Help Aging Parents: When Life (and Death) Get in the Way

When parents need us, we are there--if we can possibly manage it and are committed to helping them age well.  And so it is today, that a dear friend, Edie, was laid to rest in NY.  She was almost 101 years old and she did age well.

My day has slipped away from me and I will post on this blog tomorrow also. But tonight I want to take a few minutes to write a bit about Edie--a fine, can-do, petite woman I knew through the Woman's Club--who I grew to love and admire over the years. Then, using Edie's example, I want to add a bit about how family contributions help old/older people age well.

You may have met Edie in previous posts: quoted for her wisdom about old peoples' driving and cited for her always-in-order, stylish appearance among other things.  She was intelligent and well read, and her good eyesight enabled her to read, as well as write a note on a January letter to me (dictated to her daughter, who then printed it out so Edie could add the note) in her very legible, somewhat shaky, handwriting.

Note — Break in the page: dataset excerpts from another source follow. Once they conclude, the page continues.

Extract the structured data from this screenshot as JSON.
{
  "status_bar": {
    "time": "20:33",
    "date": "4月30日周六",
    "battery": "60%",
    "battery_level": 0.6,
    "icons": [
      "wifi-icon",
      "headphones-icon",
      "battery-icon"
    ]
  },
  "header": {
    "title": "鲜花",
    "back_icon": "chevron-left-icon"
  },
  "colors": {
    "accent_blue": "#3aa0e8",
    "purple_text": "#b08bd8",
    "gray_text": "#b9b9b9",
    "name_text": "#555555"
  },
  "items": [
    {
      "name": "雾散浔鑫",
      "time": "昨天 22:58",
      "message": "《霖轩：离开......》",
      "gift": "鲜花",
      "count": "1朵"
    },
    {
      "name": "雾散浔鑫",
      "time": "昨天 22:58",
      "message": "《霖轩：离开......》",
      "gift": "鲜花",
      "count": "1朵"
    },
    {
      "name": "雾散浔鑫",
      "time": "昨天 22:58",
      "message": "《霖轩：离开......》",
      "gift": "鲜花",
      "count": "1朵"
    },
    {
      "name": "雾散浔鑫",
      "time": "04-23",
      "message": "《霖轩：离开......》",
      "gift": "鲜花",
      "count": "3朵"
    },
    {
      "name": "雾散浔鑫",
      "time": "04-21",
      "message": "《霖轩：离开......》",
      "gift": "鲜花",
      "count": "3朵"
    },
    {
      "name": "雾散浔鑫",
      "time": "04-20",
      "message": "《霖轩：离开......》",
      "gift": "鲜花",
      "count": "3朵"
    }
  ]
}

While Edie lived here in NY all the time I knew her (with a daughter who has health issues and her daughter's husband), she was close to both daughters.  A year ago around Mother's Day, Edie's far-away-living Tennessee daughter came to NY to take Edie back to live the rest of her years with her and her husband--a mutually-agreed-to move, from what I can tell.
The far-away Tennessee-living daughter is Edie's youngest. She came to NY periodically.  On those trips she and Edie shopped for clothes at Talbots--one of Edie's favorite stores and obviously another option for clothes suitable for old women. She also went to Edie's hairdresser's and left money to continue Edie's weekly hair appointments.

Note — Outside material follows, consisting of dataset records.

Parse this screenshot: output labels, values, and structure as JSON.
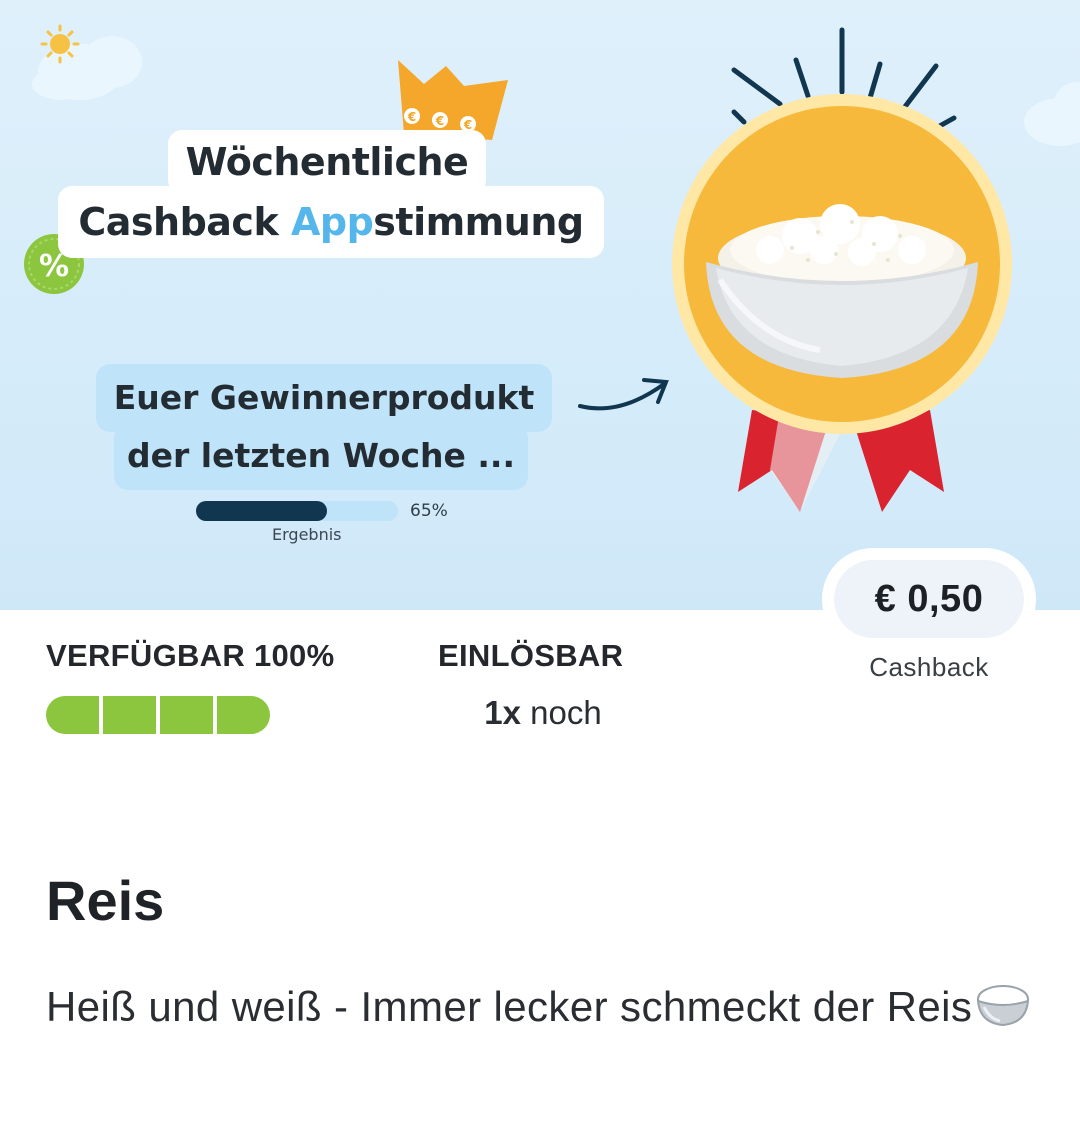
{
  "banner": {
    "title_line1": "Wöchentliche",
    "title_line2_prefix": "Cashback ",
    "title_line2_accent": "App",
    "title_line2_suffix": "stimmung",
    "crown_currency": "€€€",
    "percent_badge": "%",
    "winner_line1": "Euer Gewinnerprodukt",
    "winner_line2": "der letzten Woche ...",
    "result_percent": "65%",
    "result_fraction": 0.65,
    "result_label": "Ergebnis"
  },
  "offer": {
    "price": "€ 0,50",
    "price_caption": "Cashback",
    "available_label": "VERFÜGBAR 100%",
    "available_fraction": 1.0,
    "available_segments": 4,
    "redeemable_label": "EINLÖSBAR",
    "redeemable_count": "1x",
    "redeemable_suffix": "noch"
  },
  "product": {
    "title": "Reis",
    "description": "Heiß und weiß - Immer lecker schmeckt der Reis",
    "description_emoji": "rice-bowl-icon"
  },
  "colors": {
    "accent_blue": "#55b6ec",
    "available_green": "#8cc63f",
    "medal_orange": "#f6b93b",
    "ribbon_red": "#d9242f",
    "badge_green": "#8cc63f",
    "crown_orange": "#f4a72a"
  }
}
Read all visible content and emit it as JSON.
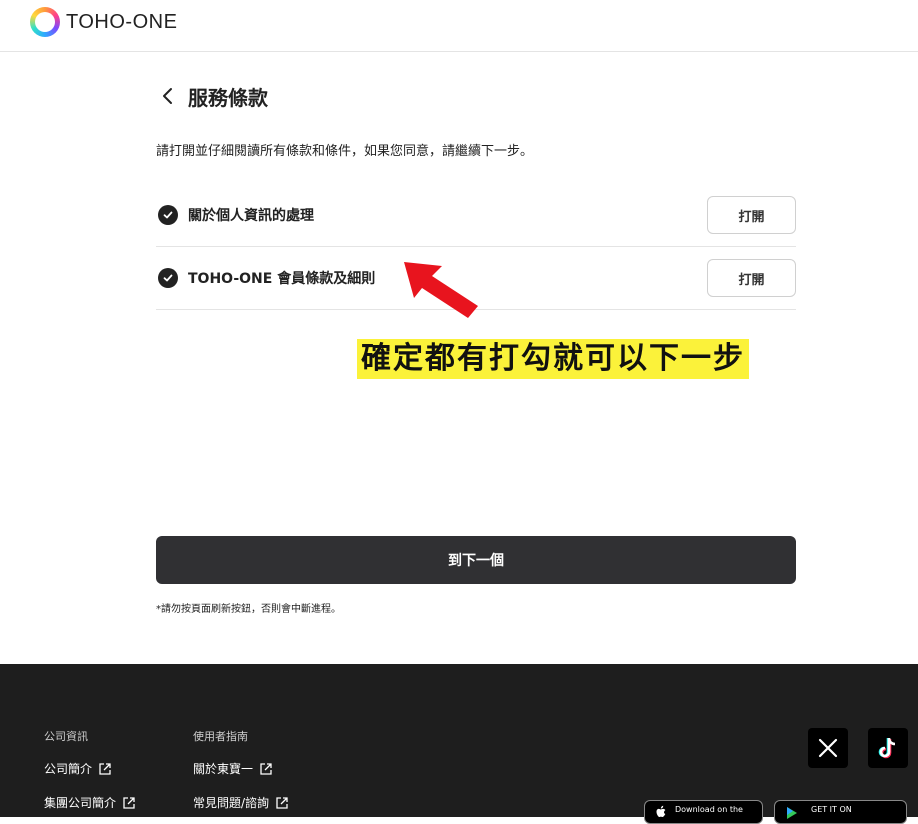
{
  "header": {
    "logo_text": "TOHO-ONE"
  },
  "page": {
    "title": "服務條款",
    "description": "請打開並仔細閱讀所有條款和條件，如果您同意，請繼續下一步。"
  },
  "terms": [
    {
      "label": "關於個人資訊的處理",
      "button": "打開"
    },
    {
      "label": "TOHO-ONE 會員條款及細則",
      "button": "打開"
    }
  ],
  "annotation": {
    "text": "確定都有打勾就可以下一步",
    "highlight_color": "#fbf23a",
    "arrow_color": "#e8141e"
  },
  "actions": {
    "next_label": "到下一個",
    "note": "*請勿按頁面刷新按鈕，否則會中斷進程。"
  },
  "footer": {
    "col1": {
      "title": "公司資訊",
      "links": [
        "公司簡介",
        "集團公司簡介"
      ]
    },
    "col2": {
      "title": "使用者指南",
      "links": [
        "關於東寶一",
        "常見問題/諮詢"
      ]
    },
    "social": [
      "x-icon",
      "tiktok-icon"
    ],
    "stores": {
      "apple": "Download on the",
      "google": "GET IT ON"
    }
  }
}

We know how important hair is in looking "put together." While clearly looks aren't everything, they are a major part of a first impression.  And Edie's first impression was yes old, but well-groomed and nicely dressed.  Additionally, the weekly hair appointment got Edie out of the house and into real life at the hair salon with all the gossip and friendly chatter that involves.
Another plus was the fact that after she stopped driving at 90 something, another family member or friend drove her to the beauty salon each week. More contact with others, more socialization, more stimulation--all of which as we know helps people age well.
Once in Tennessee, Edie's younger daughter, a teacher, became caregiver during her nonscheduled working hours. She arranged for someone to be at home with Edie during the day while at school.
I'm sure many of us are familiar with the routine. We put our life on hold until the end of a long day and then take care of our own responsibilities. Papers needing to be graded awaited Edie's daughter at night.  So once the night was hers, she began another kind of work. But she wouldn't have changed that for anything, she says.
I began writing about old people and change in the last post. While change is difficult for most old people, Edie seems to be an exception.  The fact that it was a mutually-agreed-upon change, was no doubt a big factor. Edie also liked the gentler pace of Tennessee.
While Edie lived with her NY daughter and husband for many years, we all knew about her yearly trips (in her 90's) to Tennessee as well as to Texas and California to see her grown grandchildren. Shortly after arriving in Tennessee last summer, Edie's daughter and husband drove her to Texas to visit one granddaughter and her family. More stimulation, more social contact. "Can you imagine we're driving all the way to Texas?" she wrote me.
Edie's was a life well lived. She was a member of that remarkable generation--widowed relatively young with two daughters, always upholding her end while moving everyone forward in the most graceful, positive way.  And her family happily gave back, which was almost unnecessary until she approached 100 and finally needed them What goes around, comes around.